Women Can Be Men In Black Too…Hooray!

“Men In Black: International” is the latest in the “Men In Black” film franchise in case anyone couldn’t figure that out by the title.  Yes, it continues the series which previously starred Will Smith and Tommy Lee Jones.  This time, we get two new agents portrayed by the hunky Chris Hemsworth and the undeniably gorgeous Tessa Thompson.  Thompson, of course, being the one who kept my attention the most, for the obvious and politically incorrect reasons.  Although as well as being quite eye-catching, Thompson puts in an unsurprisingly good performance.  I am not surprised that she kept up well enough with the talents of other more seasoned actors such as Emma Thompson and Liam Neeson because I have seen quite a bit of her other work and can’t recall anything where she was disappointing.  She has already established engaging chemistry with Hemsworth from their time together in recent MCU films. A couple of fellows named Art Carcum and Matt Holloway are the scriptwriters with F. Gary Gray directing this latest cinematic venture.

The film starts off with a young girl witnessing the intervention of a couple of MIB agents when they are tracking a cute little alien that has managed to elude them.  The girl sees the employment of the famous neuralyzers which erases the memories of her parent’s encounter with the mysterious MIB.  She grows up to be some kind of genius who is able to find the headquarters and is recruited by Emma Thompson’s characters.  There are two actors named Thompson in this one, so this could get a little tricky.  Anyway, the newly minted Agent M is sent to London where she meets Liam Neeson’s High T and Hemsworth’s Agent H, and the two new partners have to go on the run, find some other alien weapon, and then a mole in the agency.  Typical MIB hijinks.

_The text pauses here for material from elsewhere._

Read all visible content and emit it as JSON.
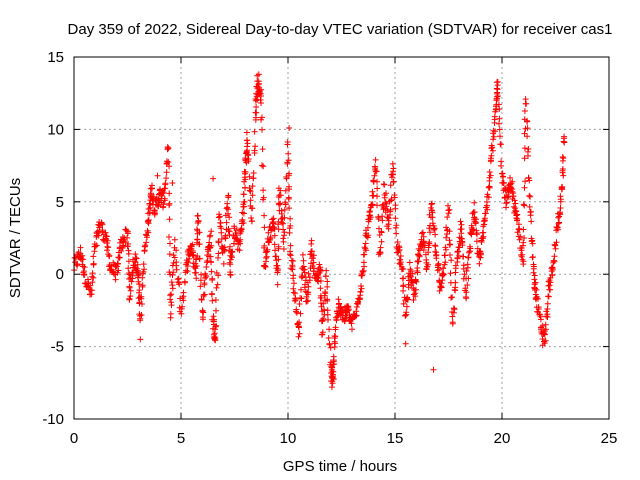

This film is pretty easy to mock in many ways, but it does work better than I expected for another installment in a probably overdone franchise.  Hemsworth and Tessa Thompson do work well together.  Even the ridiculous tiny alien sidekick known as Pawnee, voiced by Kumail Nanjiani, was not as annoying as he could have been. I actually ended up liking the little guy, and those kind of characters usually are rather obnoxious.

Rebecca Ferguson plays the lead villain here as an arms dealer who has well…three arms.  She apparently is a former flame of the hapless Agent H.  She’s fine in this role. There’s a pretty good fight scene between her and Agent M.

There were some nods to the prior films, but not too much, which I sort of appreciated. I don’t mind a tip of the hat to what came before, but that sort of practice could get a little distracting if one is trying to introduce new characters and elements into a long-running franchise.

There are times when the writing and editing falls short on coherence, but the charisma and performance of the cast is helpful in making that somewhat forgivable.  It’s not entirely forgivable, but I didn’t leave the theater in a rage over a misspent afternoon. Some of the supposed twists and surprises were not all that hard to predict.  I was pretty entertained, particularly in the second half.  If the head honchos here decide to reunite Agent H and Agent M, I might still be willing to give them another go, hoping for a better plot, of course.